IE 11 is not supported. For an optimal experience visit our site on another browser.

U.S. health care system straining at the seams

NBC's Robert Bazell reports on the state of health care in the U.S.

Harborview, Seattle's county hospital, illustrates many of the problems facing America's health care system. The emergency room is packed — patients are on beds in the hallways.

Those who are not so sick can wait up to 12 hours, according to administrator Johnese Spisso.

“Particularly if we are at peak census, which we typically are every day,” he says.

Dr. Michael Copas, the chief of emergency services, says in the past few years the makeup of the patient population has shifted dramatically.

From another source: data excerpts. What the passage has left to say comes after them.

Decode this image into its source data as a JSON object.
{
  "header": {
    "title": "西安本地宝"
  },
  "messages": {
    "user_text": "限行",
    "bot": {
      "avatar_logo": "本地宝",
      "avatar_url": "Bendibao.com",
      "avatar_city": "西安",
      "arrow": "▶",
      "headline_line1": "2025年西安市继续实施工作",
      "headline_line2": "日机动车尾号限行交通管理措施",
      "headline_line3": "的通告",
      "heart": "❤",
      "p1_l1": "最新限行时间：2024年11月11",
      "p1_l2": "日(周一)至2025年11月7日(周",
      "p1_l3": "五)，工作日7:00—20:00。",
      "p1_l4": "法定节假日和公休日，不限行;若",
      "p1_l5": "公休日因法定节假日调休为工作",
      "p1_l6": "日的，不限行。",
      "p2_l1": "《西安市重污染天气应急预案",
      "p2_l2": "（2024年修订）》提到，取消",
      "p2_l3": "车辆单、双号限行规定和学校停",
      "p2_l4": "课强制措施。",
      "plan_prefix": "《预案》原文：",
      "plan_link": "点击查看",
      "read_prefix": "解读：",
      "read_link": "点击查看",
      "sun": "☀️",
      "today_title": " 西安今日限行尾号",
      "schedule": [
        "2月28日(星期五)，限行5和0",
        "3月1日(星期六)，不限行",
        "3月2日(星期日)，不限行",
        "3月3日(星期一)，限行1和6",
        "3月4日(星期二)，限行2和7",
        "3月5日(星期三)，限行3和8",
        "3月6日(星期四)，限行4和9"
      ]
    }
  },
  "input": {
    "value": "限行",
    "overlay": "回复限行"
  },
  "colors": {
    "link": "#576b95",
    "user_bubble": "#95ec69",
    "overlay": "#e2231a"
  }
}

“We have people who own small businesses, people who are single parents and people who would have qualified for some sort of help in a catastrophe, but no longer qualify for that,” Copas says.

Yolanda Alcorn, who has chronic health problems, makes just enough at her job to disqualify her from Medicaid.

“I was battling back and forth,” Alcorn says. “Should I just quit my job, you know, so that I can have the medical I need to survive or what?”

Taxpayers pick up the bill for $93 million a year in charity care.

Here in Seattle, with a strong economy, 11 percent of the population has no health insurance, compared with almost 16 percent nationwide. But the strain on the health system is not just from people with no insurance.

Cheryl DeLuna and her husband, Juan, own a restaurant and have health insurance. But at age 39 he suffered a brain aneurysm, and the cost of his care exceeded the policy's limits in a few days.

“We never thought that anything would happen,” Cheryl DeLuna says. “We were in good health.”

But with so many Americans either uninsured or underinsured, experts predict the pressure on facilities like Harborview will only increase.